Solution: Take magnesium supplements.

My cramping disappeared overnight. And I have continued to take magnesium even though I no longer take a TKI. (treatment free remission or TFR).

I take 200 mg magnesium taurate in the morning and 200 mg just before bedtime. Magnesium is a natural muscle relaxer and helps you sleep better.

There are other forms of magnesium such as 'oxide', and 'citrate'. Citrate is o.k. - Oxide is useless as it is poorly absorbed (which is why it is a good laxative). Taurate is vital for heart function which is why I take magnesium in this form. 400 mg is key per day. Magnesium taurate can help stabilize heart rhythm issues.

 

Hi Scuba,

Cool tag, I spent hundreds of hours underwater ;-)

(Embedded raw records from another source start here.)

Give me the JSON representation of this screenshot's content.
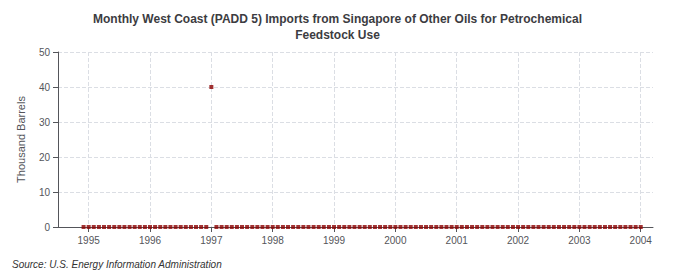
{
  "chart_data": {
    "type": "scatter",
    "title": "Monthly West Coast (PADD 5) Imports from Singapore of Other Oils for Petrochemical\nFeedstock Use",
    "ylabel": "Thousand Barrels",
    "source": "Source: U.S. Energy Information Administration",
    "color": "#8b0000",
    "marker": "square",
    "grid": true,
    "xlim": [
      1994.5,
      2004.2
    ],
    "xticks": [
      1995,
      1996,
      1997,
      1998,
      1999,
      2000,
      2001,
      2002,
      2003,
      2004
    ],
    "ylim": [
      0,
      50
    ],
    "yticks": [
      0,
      10,
      20,
      30,
      40,
      50
    ],
    "x": [
      1994.917,
      1995.0,
      1995.083,
      1995.167,
      1995.25,
      1995.333,
      1995.417,
      1995.5,
      1995.583,
      1995.667,
      1995.75,
      1995.833,
      1995.917,
      1996.0,
      1996.083,
      1996.167,
      1996.25,
      1996.333,
      1996.417,
      1996.5,
      1996.583,
      1996.667,
      1996.75,
      1996.833,
      1996.917,
      1997.0,
      1997.083,
      1997.167,
      1997.25,
      1997.333,
      1997.417,
      1997.5,
      1997.583,
      1997.667,
      1997.75,
      1997.833,
      1997.917,
      1998.0,
      1998.083,
      1998.167,
      1998.25,
      1998.333,
      1998.417,
      1998.5,
      1998.583,
      1998.667,
      1998.75,
      1998.833,
      1998.917,
      1999.0,
      1999.083,
      1999.167,
      1999.25,
      1999.333,
      1999.417,
      1999.5,
      1999.583,
      1999.667,
      1999.75,
      1999.833,
      1999.917,
      2000.0,
      2000.083,
      2000.167,
      2000.25,
      2000.333,
      2000.417,
      2000.5,
      2000.583,
      2000.667,
      2000.75,
      2000.833,
      2000.917,
      2001.0,
      2001.083,
      2001.167,
      2001.25,
      2001.333,
      2001.417,
      2001.5,
      2001.583,
      2001.667,
      2001.75,
      2001.833,
      2001.917,
      2002.0,
      2002.083,
      2002.167,
      2002.25,
      2002.333,
      2002.417,
      2002.5,
      2002.583,
      2002.667,
      2002.75,
      2002.833,
      2002.917,
      2003.0,
      2003.083,
      2003.167,
      2003.25,
      2003.333,
      2003.417,
      2003.5,
      2003.583,
      2003.667,
      2003.75,
      2003.833,
      2003.917,
      2004.0
    ],
    "values": [
      0,
      0,
      0,
      0,
      0,
      0,
      0,
      0,
      0,
      0,
      0,
      0,
      0,
      0,
      0,
      0,
      0,
      0,
      0,
      0,
      0,
      0,
      0,
      0,
      0,
      40,
      0,
      0,
      0,
      0,
      0,
      0,
      0,
      0,
      0,
      0,
      0,
      0,
      0,
      0,
      0,
      0,
      0,
      0,
      0,
      0,
      0,
      0,
      0,
      0,
      0,
      0,
      0,
      0,
      0,
      0,
      0,
      0,
      0,
      0,
      0,
      0,
      0,
      0,
      0,
      0,
      0,
      0,
      0,
      0,
      0,
      0,
      0,
      0,
      0,
      0,
      0,
      0,
      0,
      0,
      0,
      0,
      0,
      0,
      0,
      0,
      0,
      0,
      0,
      0,
      0,
      0,
      0,
      0,
      0,
      0,
      0,
      0,
      0,
      0,
      0,
      0,
      0,
      0,
      0,
      0,
      0,
      0,
      0,
      0
    ]
  }
}
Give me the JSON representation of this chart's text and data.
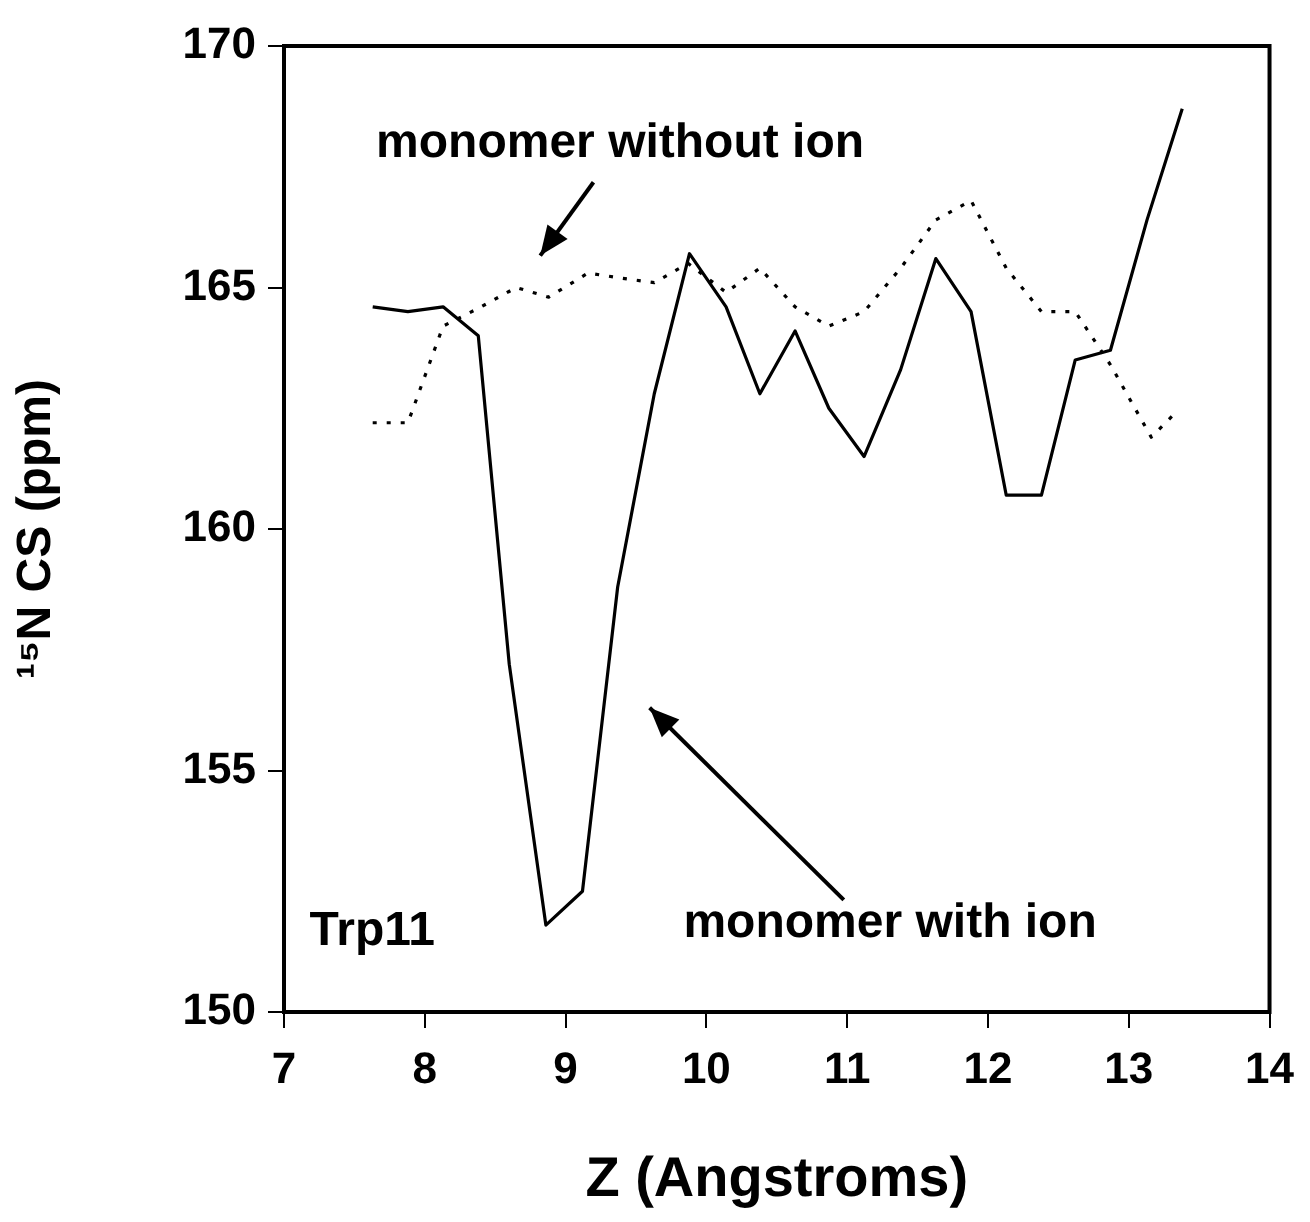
{
  "chart_data": {
    "type": "line",
    "xlabel": "Z (Angstroms)",
    "ylabel": "¹⁵N CS (ppm)",
    "xlim": [
      7,
      14
    ],
    "xticks": [
      7,
      8,
      9,
      10,
      11,
      12,
      13,
      14
    ],
    "ylim": [
      150,
      170
    ],
    "yticks": [
      150,
      155,
      160,
      165,
      170
    ],
    "grid": false,
    "legend": false,
    "marker": "none",
    "series": [
      {
        "color": "#000000",
        "line_style": "solid",
        "x": [
          7.63,
          7.88,
          8.13,
          8.38,
          8.6,
          8.86,
          9.12,
          9.37,
          9.63,
          9.88,
          10.14,
          10.38,
          10.63,
          10.87,
          11.12,
          11.38,
          11.63,
          11.88,
          12.13,
          12.38,
          12.62,
          12.87,
          13.13,
          13.38
        ],
        "values": [
          164.6,
          164.5,
          164.6,
          164.0,
          157.2,
          151.8,
          152.5,
          158.8,
          162.8,
          165.7,
          164.6,
          162.8,
          164.1,
          162.5,
          161.5,
          163.3,
          165.6,
          164.5,
          160.7,
          160.7,
          163.5,
          163.7,
          166.4,
          168.7
        ]
      },
      {
        "color": "#000000",
        "line_style": "dotted",
        "x": [
          7.63,
          7.88,
          8.13,
          8.4,
          8.65,
          8.88,
          9.16,
          9.38,
          9.63,
          9.87,
          10.14,
          10.38,
          10.63,
          10.87,
          11.12,
          11.38,
          11.63,
          11.88,
          12.13,
          12.38,
          12.62,
          12.87,
          13.16,
          13.33
        ],
        "values": [
          162.2,
          162.2,
          164.2,
          164.6,
          165.0,
          164.8,
          165.3,
          165.2,
          165.1,
          165.5,
          164.9,
          165.4,
          164.6,
          164.2,
          164.5,
          165.4,
          166.4,
          166.8,
          165.4,
          164.5,
          164.5,
          163.4,
          161.9,
          162.4
        ]
      }
    ],
    "annotations": [
      "monomer without ion",
      "monomer with ion",
      "Trp11"
    ]
  }
}
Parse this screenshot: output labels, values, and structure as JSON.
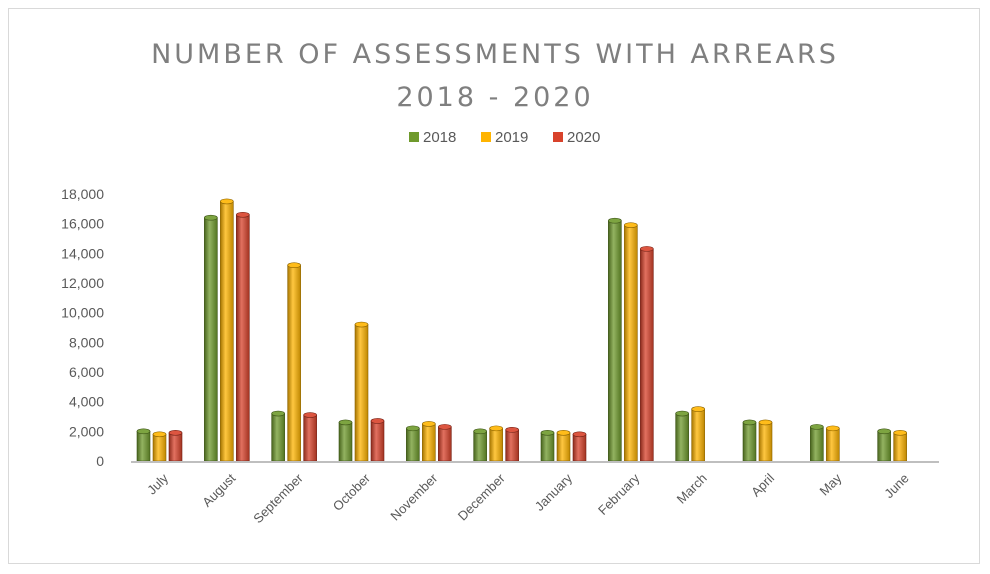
{
  "chart_data": {
    "type": "bar",
    "title_line1": "NUMBER OF ASSESSMENTS WITH ARREARS",
    "title_line2": "2018 - 2020",
    "xlabel": "",
    "ylabel": "",
    "ylim": [
      0,
      18000
    ],
    "yticks": [
      0,
      2000,
      4000,
      6000,
      8000,
      10000,
      12000,
      14000,
      16000,
      18000
    ],
    "ytick_labels": [
      "0",
      "2,000",
      "4,000",
      "6,000",
      "8,000",
      "10,000",
      "12,000",
      "14,000",
      "16,000",
      "18,000"
    ],
    "grid": false,
    "legend_position": "top",
    "categories": [
      "July",
      "August",
      "September",
      "October",
      "November",
      "December",
      "January",
      "February",
      "March",
      "April",
      "May",
      "June"
    ],
    "series": [
      {
        "name": "2018",
        "color": "#6f9a2c",
        "values": [
          2000,
          16400,
          3200,
          2600,
          2200,
          2000,
          1900,
          16200,
          3200,
          2600,
          2300,
          2000
        ]
      },
      {
        "name": "2019",
        "color": "#ffb400",
        "values": [
          1800,
          17500,
          13200,
          9200,
          2500,
          2200,
          1900,
          15900,
          3500,
          2600,
          2200,
          1900
        ]
      },
      {
        "name": "2020",
        "color": "#d8422b",
        "values": [
          1900,
          16600,
          3100,
          2700,
          2300,
          2100,
          1800,
          14300,
          null,
          null,
          null,
          null
        ]
      }
    ]
  }
}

The info you mention regarding the magnesium really makes sense. I checked my medical records and my Magnesium was last tested in April 2021 with a Serum Magnesium reading of 0.84 mmol/L and was stated 'Normal' however after following the link you provided this may not actually be the true reading.
Its amazing how many times I complained about the cramps but was never actually offered a solution, this may have been it all along?
Looking at the link you provided it also mentions Fibromyalgia. My wife suffers from this and is alway fatigued again a possible lack of Magnesium. I also suffer badly from constipation and myself and my wife struggle to sleep Magnesium can also help with this according to the link.

Im going to give them a try and see what happens.

Thank you so much for the advice

Andrew

 

Hi Scuba and Andrew

i was very interested to read about magnesium supplements.

I was also diagnosed in 2017 and have been on Bosutinib for over three years and I feel as though in the last few months I have been getting a few heart palpitations and slight feelings of anxiety which I believe have been brought on by the Bosutinib. 
 

I would definitely like to try a magnesium supplement, Do you think Magnesium Taurate in particular would be the best and how much?  I already take D3 and K2 after reading lots of informative and helpful advice on here. Would it be safe to take the magnesium at the same time as D3 and K2?

Thanks in advance 

Diane

Hi Diane,

Magnesium can be taken any time with or without food although I tend to take it first thing in the morning and just before retiring for the night (200 mg morning/ 200 mg night).

I take my vitamin D3 & K2 with food that has fat in it for best absorption.